Dans la loi du 14 juin 1921, le législateur belge limite la durée du travail à un certain nombre d’heures par jour ou par semaine. Et affirme le droit à un repos de 11 heures consécutives entre deux jours de travail. Et à 35 heures de repos consécutives entre deux semaines de travail.

« L’effectivité de ce droit à ne pas travailler en dehors des heures de travail s’est effilochée ces 10-15 dernières années. Pourtant, la loi n’a pas été changée, elle n’est juste plus respectée », analyse la Pre Kéfer.

Avec la connectivité, on apprécie de jouir d’une certaine autonomie, de pouvoir travailler sans être contraint par des horaires stricts. « Mais quand on se connecte le soir ou le week-end, alors que cela n’est pas prévu dans l’horaire, l’employeur est dans l’illégalité pour ne pas avoir pris des mesures pour empêcher que ce travail s’accomplisse en dehors de l’horaire prévu », poursuit-elle.

« Chaque micro-connexion du travailleur, en dehors de l’horaire, sur son smartphone pour vérifier ses emails ou répondre à un SMS d’un collègue, c’est une prestation de travail. Et cela fait, de facto, naître un droit de repos de 11 heures consécutives. » Autrement dit, normalement, il faut attendre 11 heures après cette micro-connexion pour reprendre le travail.

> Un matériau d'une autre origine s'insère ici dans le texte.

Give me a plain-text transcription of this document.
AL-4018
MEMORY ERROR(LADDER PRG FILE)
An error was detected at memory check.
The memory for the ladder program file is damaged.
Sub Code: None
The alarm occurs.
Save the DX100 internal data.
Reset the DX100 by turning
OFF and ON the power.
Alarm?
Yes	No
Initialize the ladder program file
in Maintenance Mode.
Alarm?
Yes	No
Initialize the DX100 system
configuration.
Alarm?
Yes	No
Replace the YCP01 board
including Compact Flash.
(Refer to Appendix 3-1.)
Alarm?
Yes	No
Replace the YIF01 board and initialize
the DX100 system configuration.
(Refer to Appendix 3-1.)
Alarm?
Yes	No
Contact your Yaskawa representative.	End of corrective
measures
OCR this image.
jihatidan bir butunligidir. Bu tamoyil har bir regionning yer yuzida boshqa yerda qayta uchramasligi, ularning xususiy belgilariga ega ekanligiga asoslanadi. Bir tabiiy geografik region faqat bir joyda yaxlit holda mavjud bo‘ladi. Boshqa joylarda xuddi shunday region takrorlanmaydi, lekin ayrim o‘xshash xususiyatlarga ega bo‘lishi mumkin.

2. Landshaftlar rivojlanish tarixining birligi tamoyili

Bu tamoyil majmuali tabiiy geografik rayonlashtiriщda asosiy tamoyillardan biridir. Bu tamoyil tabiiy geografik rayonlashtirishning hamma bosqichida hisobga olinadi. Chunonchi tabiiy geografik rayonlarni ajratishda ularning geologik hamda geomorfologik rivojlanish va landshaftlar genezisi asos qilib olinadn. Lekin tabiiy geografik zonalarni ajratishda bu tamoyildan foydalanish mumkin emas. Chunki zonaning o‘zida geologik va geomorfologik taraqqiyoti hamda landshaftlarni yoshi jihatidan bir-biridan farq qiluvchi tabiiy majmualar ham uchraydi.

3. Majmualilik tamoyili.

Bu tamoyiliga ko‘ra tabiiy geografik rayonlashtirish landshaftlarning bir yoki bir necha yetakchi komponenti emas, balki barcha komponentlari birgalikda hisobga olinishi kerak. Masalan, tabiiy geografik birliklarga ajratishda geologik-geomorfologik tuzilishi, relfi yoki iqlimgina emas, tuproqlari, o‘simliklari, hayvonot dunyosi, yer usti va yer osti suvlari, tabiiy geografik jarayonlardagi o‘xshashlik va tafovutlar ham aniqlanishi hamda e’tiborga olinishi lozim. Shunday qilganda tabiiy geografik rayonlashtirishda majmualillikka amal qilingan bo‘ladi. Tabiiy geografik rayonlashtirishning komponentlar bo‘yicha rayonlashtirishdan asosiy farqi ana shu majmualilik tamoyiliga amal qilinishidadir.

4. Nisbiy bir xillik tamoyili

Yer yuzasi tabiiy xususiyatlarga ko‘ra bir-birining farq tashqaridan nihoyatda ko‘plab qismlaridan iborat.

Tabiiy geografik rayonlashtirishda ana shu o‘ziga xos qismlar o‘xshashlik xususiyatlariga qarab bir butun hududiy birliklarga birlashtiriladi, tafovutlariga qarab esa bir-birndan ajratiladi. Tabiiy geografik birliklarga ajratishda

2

Cette loi s’applique à la majorité de la population, sauf aux cadres dirigeants qui, au vu de leurs responsabilités, peuvent être dérangés n’importe quand.

Une loi non contraignante

Si, en France, le droit à la déconnexion est entré en vigueur au 1er janvier 2017, le législateur belge n’a pas voulu proclamer un tel droit.

« Par une loi du 26 mars 2018, il a préféré se limiter à encourager les entreprises à organiser une concertation sociale sur « la déconnexion au travail et l’utilisation des moyens de connexion digitaux », au sein du comité pour la prévention et la protection au travail (ou, à défaut, la délégation syndicale, sinon les travailleurs directement), à un rythme à fixer selon « les besoins de chaque entreprise », à chaque fois que les représentants du personnel en expriment le souhait », explique la Pre Fabienne Kéfer.

Cette loi n’est applicable que dans le secteur privé, et bénéficie à tous les salariés, y compris aux dirigeants. Toutefois, elle n’impose ni de trouver un accord entre parties, ni la forme de cet accord. Celui-ci peut simplement être repris sur une feuille de papier, inscrit dans un registre interne, intégré dans un règlement de travail ou sous forme d’une convention collective de travail.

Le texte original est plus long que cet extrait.